Reporters now consistently work to find every opportunity to enhance a story with online content. Staff photographers and reporters carry video cameras on assignments. Editors encourage the community to submit comments, photographs and video. The newsroom has added an online editor, and web content increasing has fused with the print product. ...Bravo! Experiment. Exactly what needs to be done. Try things and see if they work.
The Star addressed the dilemma of time-starved but Internet-connected readers with its new paper. The new paper eliminates story jumps. The Star breaks stories into smaller, easier-to-read pieces. Instead of one 24-inch story, readers get three 8-inch stories. Also, The Star converts traditional “paragraph-form copy” into a “who, what, when, where” format.
“For many newspaper consumers, the paragraph is a dinosaur,” said Editor Skip Foster. “Why do we keep pretending most people have time to read 20-inch stories? We’re not just writers of paragraphs, we’re presenters of information, in whatever form is easiest for people to consume.”

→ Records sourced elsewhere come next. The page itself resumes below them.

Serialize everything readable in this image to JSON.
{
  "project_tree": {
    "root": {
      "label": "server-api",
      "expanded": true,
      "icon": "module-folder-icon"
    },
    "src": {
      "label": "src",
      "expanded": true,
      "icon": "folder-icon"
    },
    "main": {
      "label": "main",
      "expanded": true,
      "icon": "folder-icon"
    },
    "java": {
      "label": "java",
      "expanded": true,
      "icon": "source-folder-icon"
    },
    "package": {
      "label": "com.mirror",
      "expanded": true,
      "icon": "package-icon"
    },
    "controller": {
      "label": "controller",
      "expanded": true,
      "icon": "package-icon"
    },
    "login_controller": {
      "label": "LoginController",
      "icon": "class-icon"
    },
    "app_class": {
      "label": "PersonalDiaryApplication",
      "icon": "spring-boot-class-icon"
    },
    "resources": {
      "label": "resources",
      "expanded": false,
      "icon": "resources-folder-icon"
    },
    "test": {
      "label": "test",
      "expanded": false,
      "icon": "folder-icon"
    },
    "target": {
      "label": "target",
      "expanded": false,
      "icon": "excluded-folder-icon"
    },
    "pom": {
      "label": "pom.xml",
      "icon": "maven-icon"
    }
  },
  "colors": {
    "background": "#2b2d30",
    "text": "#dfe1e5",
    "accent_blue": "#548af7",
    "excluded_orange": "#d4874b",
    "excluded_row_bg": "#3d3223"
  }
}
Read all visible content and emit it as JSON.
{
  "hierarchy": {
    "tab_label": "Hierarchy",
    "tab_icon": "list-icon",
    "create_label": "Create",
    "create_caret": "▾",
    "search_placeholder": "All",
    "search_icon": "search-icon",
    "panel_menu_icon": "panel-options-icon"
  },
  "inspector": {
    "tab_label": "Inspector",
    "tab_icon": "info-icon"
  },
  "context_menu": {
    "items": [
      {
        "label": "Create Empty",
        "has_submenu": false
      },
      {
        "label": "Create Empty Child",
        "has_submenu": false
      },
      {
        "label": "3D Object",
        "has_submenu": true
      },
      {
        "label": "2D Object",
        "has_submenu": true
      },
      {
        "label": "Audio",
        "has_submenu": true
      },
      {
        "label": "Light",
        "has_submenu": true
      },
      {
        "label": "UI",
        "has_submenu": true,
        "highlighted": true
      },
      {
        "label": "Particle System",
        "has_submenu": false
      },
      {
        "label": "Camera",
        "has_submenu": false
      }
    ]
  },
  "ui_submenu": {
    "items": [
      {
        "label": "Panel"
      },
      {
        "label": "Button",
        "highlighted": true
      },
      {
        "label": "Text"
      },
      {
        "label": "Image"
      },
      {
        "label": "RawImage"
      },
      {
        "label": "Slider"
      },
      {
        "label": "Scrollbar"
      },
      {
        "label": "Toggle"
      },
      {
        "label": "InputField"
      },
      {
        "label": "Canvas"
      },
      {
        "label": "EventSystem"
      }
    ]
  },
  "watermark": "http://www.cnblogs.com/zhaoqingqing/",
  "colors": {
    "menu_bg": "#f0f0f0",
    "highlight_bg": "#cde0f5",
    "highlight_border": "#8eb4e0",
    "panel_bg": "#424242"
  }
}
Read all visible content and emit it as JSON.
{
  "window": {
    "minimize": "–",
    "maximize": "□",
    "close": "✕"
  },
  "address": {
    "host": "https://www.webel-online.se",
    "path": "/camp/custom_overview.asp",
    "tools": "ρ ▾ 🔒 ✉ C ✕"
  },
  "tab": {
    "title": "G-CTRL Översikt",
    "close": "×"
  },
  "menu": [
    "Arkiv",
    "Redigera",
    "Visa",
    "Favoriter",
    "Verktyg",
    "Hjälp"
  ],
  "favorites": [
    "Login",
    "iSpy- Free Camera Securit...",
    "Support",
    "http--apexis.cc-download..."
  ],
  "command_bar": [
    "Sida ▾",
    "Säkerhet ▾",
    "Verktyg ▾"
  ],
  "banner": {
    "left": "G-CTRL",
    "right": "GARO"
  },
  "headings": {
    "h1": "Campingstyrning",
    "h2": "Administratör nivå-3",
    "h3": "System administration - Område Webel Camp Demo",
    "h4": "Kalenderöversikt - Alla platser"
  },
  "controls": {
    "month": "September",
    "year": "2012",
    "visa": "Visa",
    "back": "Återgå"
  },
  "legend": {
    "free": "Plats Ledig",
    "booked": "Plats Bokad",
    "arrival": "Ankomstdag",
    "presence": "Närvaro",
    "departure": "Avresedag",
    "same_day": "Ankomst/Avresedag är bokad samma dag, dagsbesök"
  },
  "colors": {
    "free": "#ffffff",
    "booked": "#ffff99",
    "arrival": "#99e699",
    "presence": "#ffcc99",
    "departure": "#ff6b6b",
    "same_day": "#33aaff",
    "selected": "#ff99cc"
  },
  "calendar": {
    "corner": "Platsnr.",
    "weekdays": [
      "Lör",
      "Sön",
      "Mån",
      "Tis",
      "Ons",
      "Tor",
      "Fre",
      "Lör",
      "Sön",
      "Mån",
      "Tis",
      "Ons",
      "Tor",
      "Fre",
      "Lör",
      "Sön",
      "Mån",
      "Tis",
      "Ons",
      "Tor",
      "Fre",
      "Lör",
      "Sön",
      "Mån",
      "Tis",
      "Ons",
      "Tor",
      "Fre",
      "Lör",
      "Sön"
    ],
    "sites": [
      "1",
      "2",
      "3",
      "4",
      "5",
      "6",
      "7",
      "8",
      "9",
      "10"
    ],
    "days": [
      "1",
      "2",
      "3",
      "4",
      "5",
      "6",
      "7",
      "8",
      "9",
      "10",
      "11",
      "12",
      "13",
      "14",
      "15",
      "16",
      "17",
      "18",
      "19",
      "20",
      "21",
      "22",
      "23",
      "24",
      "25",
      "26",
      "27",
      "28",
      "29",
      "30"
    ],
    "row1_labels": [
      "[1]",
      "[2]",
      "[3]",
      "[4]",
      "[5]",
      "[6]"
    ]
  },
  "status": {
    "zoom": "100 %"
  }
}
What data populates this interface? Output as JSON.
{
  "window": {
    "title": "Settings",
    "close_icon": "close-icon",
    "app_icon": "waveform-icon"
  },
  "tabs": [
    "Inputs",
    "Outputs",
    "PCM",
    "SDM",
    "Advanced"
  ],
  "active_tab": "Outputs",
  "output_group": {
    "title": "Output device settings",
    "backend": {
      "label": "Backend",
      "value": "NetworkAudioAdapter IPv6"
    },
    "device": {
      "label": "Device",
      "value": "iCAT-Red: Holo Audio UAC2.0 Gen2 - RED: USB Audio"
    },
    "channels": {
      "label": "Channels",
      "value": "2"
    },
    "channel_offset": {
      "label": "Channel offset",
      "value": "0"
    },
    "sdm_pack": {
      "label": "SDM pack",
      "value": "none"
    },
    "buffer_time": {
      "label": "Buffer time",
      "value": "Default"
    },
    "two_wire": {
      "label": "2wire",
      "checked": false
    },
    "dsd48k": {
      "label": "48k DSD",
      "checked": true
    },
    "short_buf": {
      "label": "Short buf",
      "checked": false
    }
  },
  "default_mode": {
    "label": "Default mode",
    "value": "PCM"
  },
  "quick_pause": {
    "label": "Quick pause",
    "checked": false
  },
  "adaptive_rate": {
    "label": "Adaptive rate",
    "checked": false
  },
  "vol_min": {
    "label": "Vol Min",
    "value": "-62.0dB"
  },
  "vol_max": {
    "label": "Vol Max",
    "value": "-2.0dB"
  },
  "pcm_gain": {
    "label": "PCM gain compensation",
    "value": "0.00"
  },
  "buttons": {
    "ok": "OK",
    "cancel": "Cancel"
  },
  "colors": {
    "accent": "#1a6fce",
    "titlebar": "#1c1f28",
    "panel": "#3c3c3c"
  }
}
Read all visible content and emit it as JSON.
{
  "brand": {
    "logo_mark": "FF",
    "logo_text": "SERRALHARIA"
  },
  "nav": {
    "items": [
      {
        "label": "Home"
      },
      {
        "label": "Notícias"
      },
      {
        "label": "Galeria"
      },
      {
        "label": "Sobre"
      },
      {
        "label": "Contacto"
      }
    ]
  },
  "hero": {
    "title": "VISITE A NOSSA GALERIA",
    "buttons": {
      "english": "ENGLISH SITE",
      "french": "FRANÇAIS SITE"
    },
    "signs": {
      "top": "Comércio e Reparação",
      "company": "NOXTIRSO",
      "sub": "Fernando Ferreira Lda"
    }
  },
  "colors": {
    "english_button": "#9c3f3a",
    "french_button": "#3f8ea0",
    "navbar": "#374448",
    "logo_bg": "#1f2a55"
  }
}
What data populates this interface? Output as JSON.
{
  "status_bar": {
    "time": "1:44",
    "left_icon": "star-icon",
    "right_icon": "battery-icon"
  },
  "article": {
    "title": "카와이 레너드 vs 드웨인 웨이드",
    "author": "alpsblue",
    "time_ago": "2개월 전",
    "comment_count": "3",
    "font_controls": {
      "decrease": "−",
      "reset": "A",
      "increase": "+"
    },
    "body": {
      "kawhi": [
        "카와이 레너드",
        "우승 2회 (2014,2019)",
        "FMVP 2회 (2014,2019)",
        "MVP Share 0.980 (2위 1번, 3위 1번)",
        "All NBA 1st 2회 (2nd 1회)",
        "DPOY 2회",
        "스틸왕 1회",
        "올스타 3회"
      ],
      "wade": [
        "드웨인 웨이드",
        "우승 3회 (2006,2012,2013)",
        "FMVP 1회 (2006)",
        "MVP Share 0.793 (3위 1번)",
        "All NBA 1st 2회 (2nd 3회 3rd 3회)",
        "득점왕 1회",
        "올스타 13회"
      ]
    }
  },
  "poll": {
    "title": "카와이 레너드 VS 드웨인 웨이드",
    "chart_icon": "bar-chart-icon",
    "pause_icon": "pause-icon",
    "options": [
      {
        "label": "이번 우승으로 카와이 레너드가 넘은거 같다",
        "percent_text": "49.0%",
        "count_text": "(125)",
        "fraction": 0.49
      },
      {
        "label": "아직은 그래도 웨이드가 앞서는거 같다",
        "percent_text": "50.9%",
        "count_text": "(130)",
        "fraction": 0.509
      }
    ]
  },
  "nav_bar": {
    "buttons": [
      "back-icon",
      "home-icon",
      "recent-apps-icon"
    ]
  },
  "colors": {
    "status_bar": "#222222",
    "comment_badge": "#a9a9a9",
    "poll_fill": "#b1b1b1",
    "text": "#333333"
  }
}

The Star has devoted new resources to gathering local news in all its forms – pictures, videos, stories, lists – almost anything goes. Staff members gather the news for both the newspaper and the website.
“When we started posting information to shelbystar.com, customers came calling in numbers we never dreamed of,” said Lambert. “A surveillance film from an armed robbery in uptown Shelby generated 7,000 downloads within the first 36 hours. We see this response repeatedly. People are telling us that they want a combination of raw data and journalist-produced reports with more photos, audio and video clips.”
Now, let's note a few things that DON'T work:
-- If you are going to blog, as Foster does, and link to an "interactive feature" that you proudly boast about on April 11, try to remember that 16 days later it is not good to have the link come up as a 404 error. (Update: Foster sends the new link. Apparently conversion to a new Web site broke some old links. He's also updated his blog.)
-- Remember that video on the Web is not the same as the video equivalent of dumping your notbook into the camera. If you want to see an amazingly mind-numbing example of this, try this video called "Bomb Squad Pitches In" (.wmv) (which, after you watch it, will also show how lame that title is).
-- For another mind-numbing offering, try "Sheriff Candidates Press Conference" (note to paper - try an apostrophe after Candidates and learn to spell "Conferance" correctly on the intro slate to the video).
(Question: Why does a newspaper that is touting how it is breaking up its stories think that folks on the Web are going to sit and watch nine minutes of mind-numbing video?)
-- Try to keep the advertising videos out of the news front, like this one labeled "Your Taste of Home" that really is nothing more than a commercial for a newspaper-sponsored cooking show. (At least the two other links "Taste of Home Trade Show" and "Taste of Home Cooking School - Flourless Chocolate Cake" are honest about what you're getting before you click.)
Just as the newspaper industry is slowly -- only slowly -- learning that blogging isn't blogging just because you use blogging software, it has to learn that video isn't video (or useful) just because you give a reporter or photographer a camera and show him or her where the start button is.
So while the Star shows the best of things -- that it has, as the SNPA note says, "blown up its newsroom" -- it's also showing the typical worst of this industry, the idea that you can somehow just digitize the "print" mentality and it will all work.
(The Star is not alone. Recently I watched an AP video feed of more than four minutes, preceded by a 30-second commercial. No, no, no! At least that was a story that had some flow to it.)
If you want to see how video should be done on the Web, look at about anything by the Rocky Mountain News' Sonya Doctorian.
If you can't do it that way, then keep the pieces short -- think soundbites longer than TV but shorter than a minute so that each one tells an individual story or piece of it.